Er war ein Pionier der abstrakten Kunst und einer der bedeutendsten Expressionisten: Wassily Kandinsky. In Russland geboren, verbrachte er den größten Teil seines Lebens in Europa. Zu seinen deutschen Künstlerfreunden in München zählten Franz Marc und August Macke. Mit Marc gründete Kandinsky die Künstlergemeinschaft “Der Blaue Reiter”. Die Gefühle, die er in seinen Bildern ausdrücke, seien sehr stark, so Evgenia Petrowa vom russischen Staatsmuseum. Dies erkläre Kandinskys Popularität. Im Bozar, im Museum für schöne Künste in Brüssel, werden zur Zeit nicht nur zahlreiche Gemälde des Künstlers gezeigt sondern auch Objekte, die Kandinskys geistige Beziehung zu Russland veranschaulichen.
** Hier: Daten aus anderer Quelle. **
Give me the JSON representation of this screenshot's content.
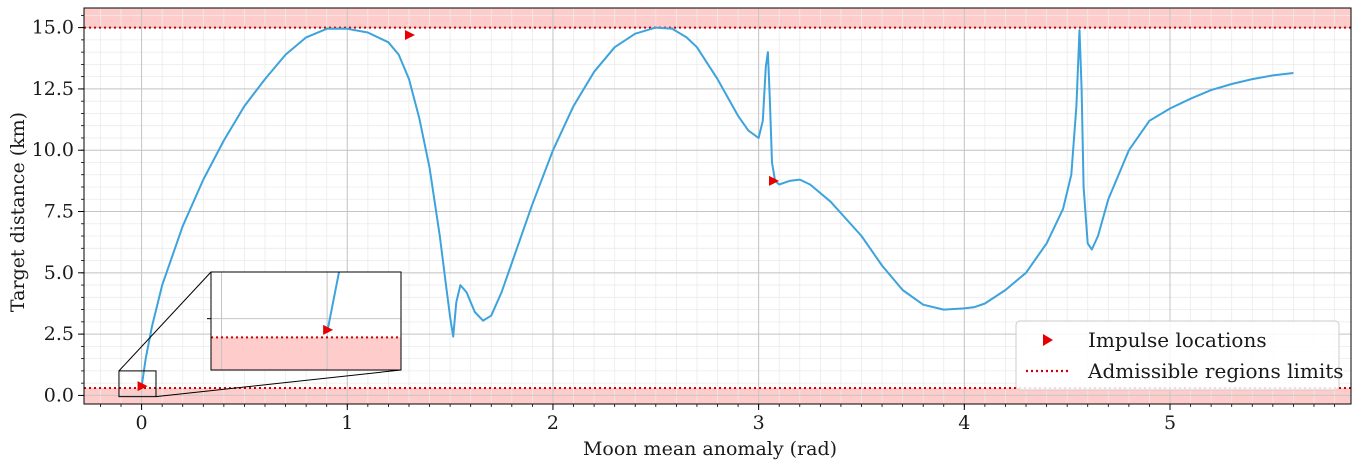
{
  "chart_data": {
    "type": "line",
    "xlabel": "Moon mean anomaly (rad)",
    "ylabel": "Target distance (km)",
    "xlim": [
      -0.28,
      5.88
    ],
    "ylim": [
      -0.35,
      15.8
    ],
    "xticks": [
      0,
      1,
      2,
      3,
      4,
      5
    ],
    "yticks": [
      0.0,
      2.5,
      5.0,
      7.5,
      10.0,
      12.5,
      15.0
    ],
    "ytick_labels": [
      "0.0",
      "2.5",
      "5.0",
      "7.5",
      "10.0",
      "12.5",
      "15.0"
    ],
    "grid": "major and minor",
    "admissible_limits": {
      "lower": 0.3,
      "upper": 15.0
    },
    "series": [
      {
        "name": "",
        "color": "#3da3dc",
        "x": [
          0,
          0.02,
          0.05,
          0.1,
          0.2,
          0.3,
          0.4,
          0.5,
          0.6,
          0.7,
          0.8,
          0.9,
          1.0,
          1.1,
          1.2,
          1.25,
          1.3,
          1.35,
          1.4,
          1.45,
          1.48,
          1.5,
          1.515,
          1.53,
          1.55,
          1.58,
          1.62,
          1.66,
          1.7,
          1.75,
          1.8,
          1.9,
          2.0,
          2.1,
          2.2,
          2.3,
          2.4,
          2.5,
          2.58,
          2.65,
          2.7,
          2.8,
          2.9,
          2.95,
          3.0,
          3.02,
          3.035,
          3.045,
          3.055,
          3.065,
          3.08,
          3.1,
          3.15,
          3.2,
          3.25,
          3.35,
          3.5,
          3.6,
          3.7,
          3.8,
          3.9,
          4.0,
          4.05,
          4.1,
          4.2,
          4.3,
          4.4,
          4.48,
          4.52,
          4.545,
          4.56,
          4.57,
          4.58,
          4.6,
          4.62,
          4.65,
          4.7,
          4.8,
          4.9,
          5.0,
          5.1,
          5.2,
          5.3,
          5.4,
          5.5,
          5.6
        ],
        "y": [
          0.35,
          1.5,
          2.8,
          4.5,
          6.9,
          8.8,
          10.4,
          11.8,
          12.9,
          13.9,
          14.6,
          14.95,
          14.95,
          14.8,
          14.4,
          13.9,
          12.9,
          11.3,
          9.3,
          6.5,
          4.5,
          3.2,
          2.4,
          3.8,
          4.5,
          4.2,
          3.4,
          3.05,
          3.25,
          4.2,
          5.4,
          7.8,
          10.0,
          11.8,
          13.2,
          14.2,
          14.75,
          15.0,
          14.95,
          14.6,
          14.2,
          12.9,
          11.4,
          10.8,
          10.5,
          11.2,
          13.4,
          14.0,
          12.0,
          9.5,
          8.75,
          8.6,
          8.75,
          8.8,
          8.6,
          7.9,
          6.5,
          5.3,
          4.3,
          3.7,
          3.5,
          3.55,
          3.6,
          3.75,
          4.3,
          5.0,
          6.2,
          7.6,
          9.0,
          11.8,
          14.9,
          12.5,
          8.5,
          6.2,
          5.95,
          6.5,
          8.0,
          10.0,
          11.2,
          11.7,
          12.1,
          12.45,
          12.7,
          12.9,
          13.05,
          13.15
        ]
      }
    ],
    "impulses": {
      "x": [
        0.0,
        1.3,
        3.07
      ],
      "y": [
        0.38,
        14.7,
        8.75
      ],
      "color": "#e60000"
    },
    "shading_color": "#ffcccc",
    "limit_line_color": "#cc0000",
    "legend": {
      "position": "bottom-right",
      "entries": [
        "Impulse locations",
        "Admissible regions limits"
      ]
    },
    "inset": {
      "xlim": [
        -0.11,
        0.07
      ],
      "ylim": [
        -0.05,
        1.0
      ]
    }
  }
}
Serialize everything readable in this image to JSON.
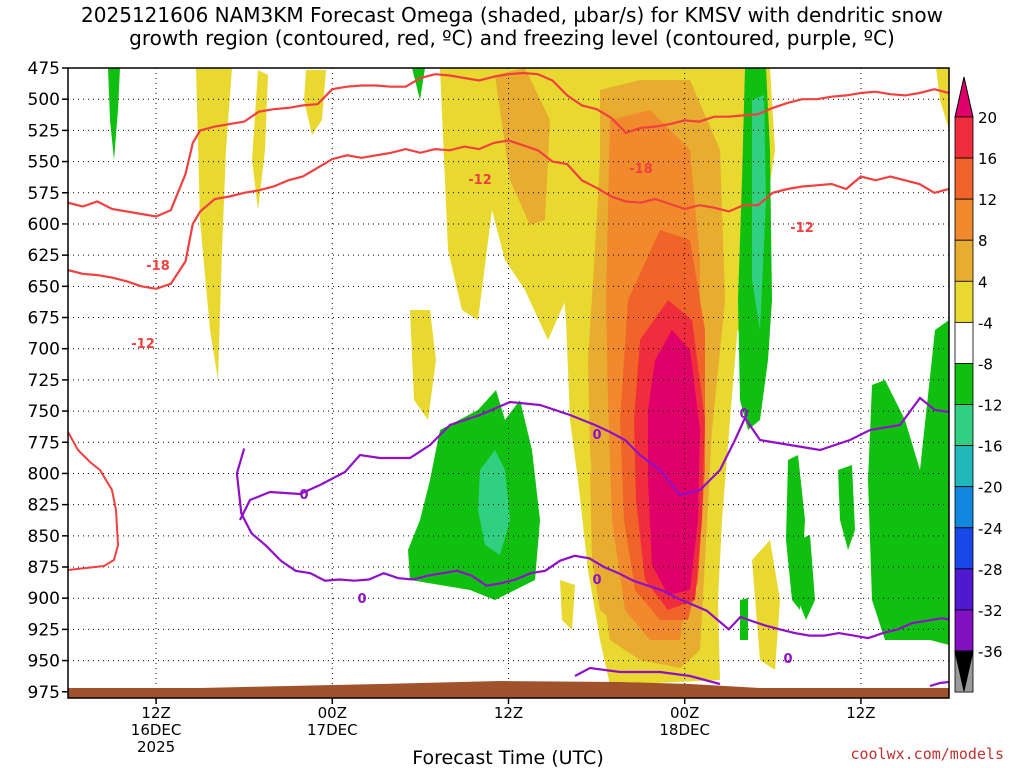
{
  "chart_data": {
    "type": "heatmap",
    "title_line1": "2025121606 NAM3KM Forecast Omega (shaded, µbar/s) for KMSV with dendritic snow",
    "title_line2": "growth region (contoured, red, ºC) and freezing level (contoured, purple, ºC)",
    "xlabel": "Forecast Time (UTC)",
    "ylabel": "",
    "credit": "coolwx.com/models",
    "x_range_hours": [
      0,
      60
    ],
    "y_range_mb": [
      475,
      980
    ],
    "y_ticks": [
      "475",
      "500",
      "525",
      "550",
      "575",
      "600",
      "625",
      "650",
      "675",
      "700",
      "725",
      "750",
      "775",
      "800",
      "825",
      "850",
      "875",
      "900",
      "925",
      "950",
      "975"
    ],
    "x_ticks": [
      {
        "hour": 6,
        "line1": "12Z",
        "line2": "16DEC",
        "line3": "2025"
      },
      {
        "hour": 18,
        "line1": "00Z",
        "line2": "17DEC",
        "line3": ""
      },
      {
        "hour": 30,
        "line1": "12Z",
        "line2": "",
        "line3": ""
      },
      {
        "hour": 42,
        "line1": "00Z",
        "line2": "18DEC",
        "line3": ""
      },
      {
        "hour": 54,
        "line1": "12Z",
        "line2": "",
        "line3": ""
      }
    ],
    "colorbar": {
      "labels": [
        "20",
        "16",
        "12",
        "8",
        "4",
        "-4",
        "-8",
        "-12",
        "-16",
        "-20",
        "-24",
        "-28",
        "-32",
        "-36"
      ],
      "colors": [
        "#e0006a",
        "#f02d3c",
        "#f0642a",
        "#f08a2c",
        "#e8ac30",
        "#e8d830",
        "#ffffff",
        "#10c010",
        "#30d080",
        "#20b8b8",
        "#1088e0",
        "#1848e8",
        "#5018d0",
        "#8010c0",
        "#9a9a9a"
      ],
      "max_arrow_color": "#e0006a",
      "min_arrow_color": "#000000"
    },
    "contour_labels": {
      "dgz_minus18": "-18",
      "dgz_minus12": "-12",
      "freezing": "0"
    },
    "colors": {
      "dgz_contour": "#f04040",
      "freezing_contour": "#9010c8",
      "terrain": "#a0522d",
      "grid": "#000000"
    },
    "series": [
      {
        "name": "-18C contour (upper)",
        "hours": [
          0,
          1,
          2,
          3,
          4,
          5,
          6,
          7,
          8,
          8.5,
          9,
          10,
          11,
          12,
          13,
          14,
          15,
          16,
          17,
          18,
          19,
          20,
          21,
          22,
          23,
          24,
          25,
          26,
          27,
          28,
          29,
          30,
          31,
          32,
          33,
          34,
          35,
          36,
          37,
          38,
          39,
          40,
          41,
          42,
          43,
          44,
          45,
          46,
          47,
          48,
          49,
          50,
          51,
          52,
          53,
          54,
          55,
          56,
          57,
          58,
          59,
          60
        ],
        "mb": [
          583,
          586,
          582,
          588,
          590,
          592,
          594,
          589,
          560,
          535,
          525,
          522,
          520,
          518,
          510,
          508,
          507,
          505,
          504,
          492,
          490,
          489,
          489,
          490,
          490,
          483,
          480,
          481,
          483,
          485,
          482,
          480,
          479,
          480,
          485,
          497,
          505,
          508,
          515,
          527,
          523,
          522,
          520,
          517,
          518,
          514,
          514,
          513,
          512,
          507,
          503,
          500,
          500,
          498,
          497,
          495,
          494,
          496,
          497,
          495,
          492,
          495
        ]
      },
      {
        "name": "-12C contour (middle)",
        "hours": [
          0,
          1,
          2,
          3,
          4,
          5,
          6,
          7,
          8,
          8.5,
          9,
          10,
          11,
          12,
          13,
          14,
          15,
          16,
          17,
          18,
          19,
          20,
          21,
          22,
          23,
          24,
          25,
          26,
          27,
          28,
          29,
          30,
          31,
          32,
          33,
          34,
          35,
          36,
          37,
          38,
          39,
          40,
          41,
          42,
          43,
          44,
          45,
          46,
          47,
          48,
          49,
          50,
          51,
          52,
          53,
          54,
          55,
          56,
          57,
          58,
          59,
          60
        ],
        "mb": [
          637,
          640,
          641,
          643,
          646,
          650,
          652,
          648,
          630,
          600,
          590,
          580,
          578,
          575,
          573,
          570,
          565,
          562,
          555,
          548,
          545,
          547,
          545,
          543,
          540,
          543,
          540,
          541,
          538,
          540,
          535,
          533,
          537,
          541,
          550,
          552,
          565,
          571,
          578,
          582,
          583,
          580,
          584,
          588,
          585,
          587,
          590,
          585,
          585,
          575,
          572,
          570,
          569,
          568,
          572,
          562,
          565,
          562,
          565,
          568,
          575,
          572
        ]
      },
      {
        "name": "freezing level",
        "hours": [
          12,
          11.5,
          11.8,
          12.5,
          13.5,
          14.5,
          15.5,
          16.5,
          17.5,
          18.5,
          19.5,
          20.5,
          21.5,
          22.5,
          23.5,
          24.5,
          25.5,
          26.5,
          27.5,
          28.5,
          29.5,
          30.5,
          31.5,
          32.5,
          33.5,
          34.5,
          35.5,
          36.5,
          37.5,
          38.5,
          39.5,
          40.5,
          41.5,
          42.5,
          43.5,
          44.5,
          45.0,
          45.8,
          46.5,
          47.5,
          48.5,
          49.5,
          50.5,
          51.5,
          52.5,
          53.5,
          54.5,
          55.5,
          56.5,
          57.5,
          58.5,
          59.5,
          60
        ],
        "mb": [
          780,
          800,
          832,
          848,
          858,
          870,
          878,
          880,
          886,
          885,
          886,
          885,
          880,
          884,
          885,
          882,
          880,
          878,
          882,
          890,
          888,
          885,
          880,
          878,
          870,
          866,
          868,
          875,
          880,
          886,
          890,
          894,
          900,
          905,
          910,
          920,
          925,
          915,
          918,
          922,
          925,
          928,
          930,
          930,
          928,
          930,
          932,
          928,
          925,
          920,
          918,
          916,
          917
        ]
      }
    ]
  }
}
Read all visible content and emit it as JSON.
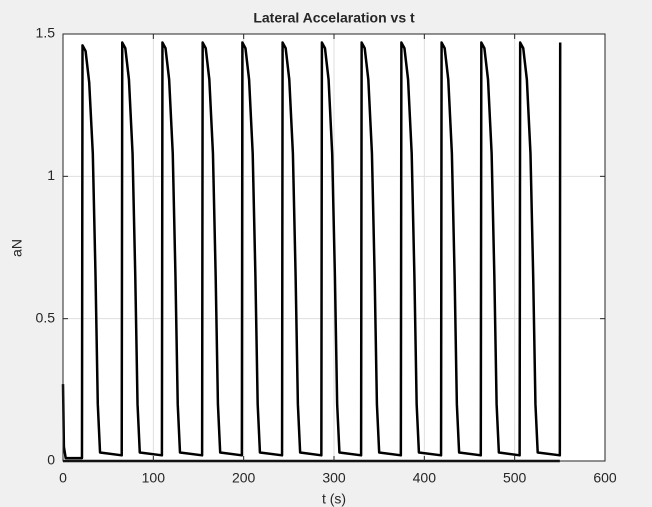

Während des Ersten Weltkriegs kehrte er nach Moskau zurück, doch bereits 1921 ist er erneut in Deutschland, diesmal in Berlin. “Er reiste viel, lebte in verschiedenen Ländern Europas”, erläutert Isabelle Vanhoonacker vom Königlichen Museum für schöne Künste. “Er ist wie ein Scharnier zwischen der europäischen und der russischen Avantgarde. Er ist ein Wegbereiter der abstrakten Kunst. Er hat für seine sowie für die nachfolgenden Generationen eine wichtige Rolle gespielt.” Michail Larionow, Natalja Gontscharowa, Kasimir Malewitsch sind Kandinskys russische Zeitgenossen, er inspirierte Nikolai Rerik, Iwan Biblin. “Um einen Künstler zu verstehen, muss man auch den Kontext kennen, in dem er gelebt und gearbeitet hat. Erhalten sind seine Briefe, Ausstellungskataloge”, so Evgenia Petrowa. “Ausstellungen wie diese, in denen auch seine Zeitgenossen gezeigt werden, machen sein Werk besser verständlich.” 1933 emigrierte Kandinsky aus Deutschland nach Frankreich, wo er 1944 starb. “Es ist die zweite Kandinsky-Ausstellung in Belgien. Die erste, die vor einem Jahrhundert stattfand, war wenig erfolgreich”, fügt unsere Korrespondentin Natalja Richardson-Vikulina hinzu. “Abstrakte Kunst wude damals nicht geschätzt. Doch heute ist das anders, die meisten Besucher werden mit Sicherheit fasziniert sein.”